He soaped himself up, rinsed off, and sat naked on a rock to hack at his beard and hair with scissors, navigating through touch and his blurry reflection in the blade of a knife. Reasonably manicured, he lit a cigarette and sat back on the rock to dry himself in the sun.
Rocks clattered among the trees where he'd left his bags. He squinted through the sunlight. Smoke trickled from his nostrils, dry and sweet. The stream jangled among the smooth pebbles. Back near the trees, the rocks clicked again. Walt had left the guns with his bags. Stupid. Weak. He hadn't expected anyone else to be out in these wilds. Now he would pay for it. He reached for his knife.
The pines' lower branches waggled. Walt was struck with vertigo as the nearest tree appeared to lean forward. Brown-gray rods emerged above the waist-high wall of grass. Walt breathed out, smiling. Could he ta
ke down a buck with just a knife? His bare feet wouldn't be a problem. His soles were as thick as gardening gloves.
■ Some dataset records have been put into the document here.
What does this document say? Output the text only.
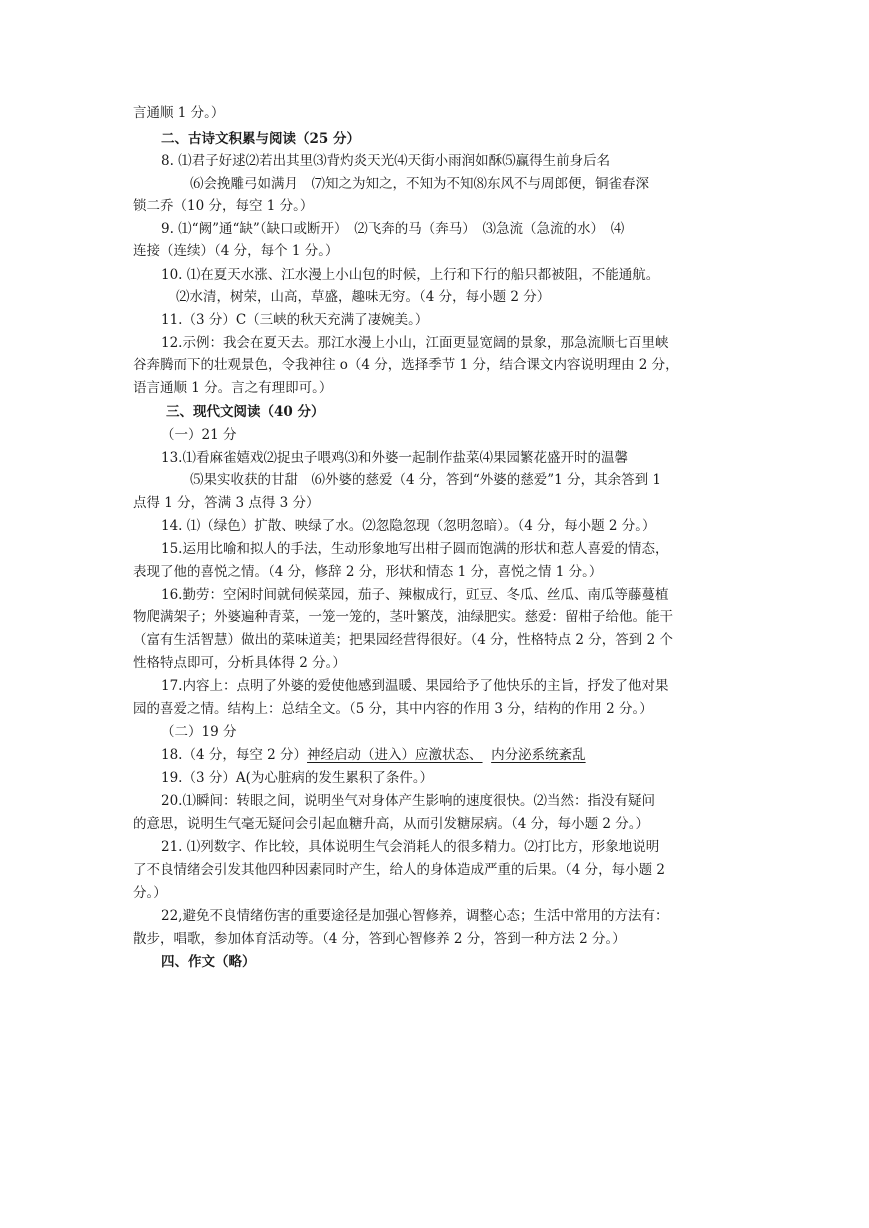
言通顺 1 分。）
二、古诗文积累与阅读（25 分）
8. ⑴君子好逑⑵若出其里⑶背灼炎天光⑷天街小雨润如酥⑸赢得生前身后名
⑹会挽雕弓如满月　⑺知之为知之，不知为不知⑻东风不与周郎便，铜雀春深
锁二乔（10 分，每空 1 分。）
9. ⑴“阙”通“缺”（缺口或断开）　⑵飞奔的马（奔马）　⑶急流（急流的水）　⑷
连接（连续）（4 分，每个 1 分。）
10. ⑴在夏天水涨、江水漫上小山包的时候，上行和下行的船只都被阻，不能通航。
⑵水清，树荣，山高，草盛，趣味无穷。（4 分，每小题 2 分）
11.（3 分）C（三峡的秋天充满了凄婉美。）
12.示例：我会在夏天去。那江水漫上小山，江面更显宽阔的景象，那急流顺七百里峡
谷奔腾而下的壮观景色，令我神往 o（4 分，选择季节 1 分，结合课文内容说明理由 2 分，
语言通顺 1 分。言之有理即可。）
三、现代文阅读（40 分）
（一）21 分
13.⑴看麻雀嬉戏⑵捉虫子喂鸡⑶和外婆一起制作盐菜⑷果园繁花盛开时的温馨
⑸果实收获的甘甜　⑹外婆的慈爱（4 分，答到“外婆的慈爱”1 分，其余答到 1
点得 1 分，答满 3 点得 3 分）
14. ⑴（绿色）扩散、映绿了水。⑵忽隐忽现（忽明忽暗）。（4 分，每小题 2 分。）
15.运用比喻和拟人的手法，生动形象地写出柑子圆而饱满的形状和惹人喜爱的情态，
表现了他的喜悦之情。（4 分，修辞 2 分，形状和情态 1 分，喜悦之情 1 分。）
16.勤劳：空闲时间就伺候菜园，茄子、辣椒成行，豇豆、冬瓜、丝瓜、南瓜等藤蔓植
物爬满架子；外婆遍种青菜，一笼一笼的，茎叶繁茂，油绿肥实。慈爱：留柑子给他。能干
（富有生活智慧）做出的菜味道美；把果园经营得很好。（4 分，性格特点 2 分，答到 2 个
性格特点即可，分析具体得 2 分。）
17.内容上：点明了外婆的爱使他感到温暖、果园给予了他快乐的主旨，抒发了他对果
园的喜爱之情。结构上：总结全文。（5 分，其中内容的作用 3 分，结构的作用 2 分。）
（二）19 分
18.（4 分，每空 2 分）神经启动（进入）应激状态、 内分泌系统紊乱
19.（3 分）A(为心脏病的发生累积了条件。）
20.⑴瞬间：转眼之间，说明坐气对身体产生影响的速度很快。⑵当然：指没有疑问
的意思，说明生气毫无疑问会引起血糖升高，从而引发糖尿病。（4 分，每小题 2 分。）
21. ⑴列数字、作比较，具体说明生气会消耗人的很多精力。⑵打比方，形象地说明
了不良情绪会引发其他四种因素同时产生，给人的身体造成严重的后果。（4 分，每小题 2
分。）
22,避免不良情绪伤害的重要途径是加强心智修养，调整心态；生活中常用的方法有：
散步，唱歌，参加体育活动等。（4 分，答到心智修养 2 分，答到一种方法 2 分。）
四、作文（略）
The antlers glided forward. Beneath them, what should have been a lean tan deer resolved into an angular, ridged mess of beaks, multi-jointed limbs, and hard skin the bright gray of wind-churned waves. Round, irisless eyes goggled from an oversize bulb of a head. The creature slid away from the trees on somewhere between four and eight legs—some also lifted from the ground to waver like antennae or a questing hand. It looked part crab, part squid, part dinosaur, part nothing. It paused, limbs lifted to the air, as if testing the wind.
15
"What makes sense?" From the deck, Raymond gestured to the huge dark wedge and its soaring strings of lights. "That thing? If I were to make a list of all the things that made sense, I would be dead before I got to the giant fucking mothership over Santa Monica Bay."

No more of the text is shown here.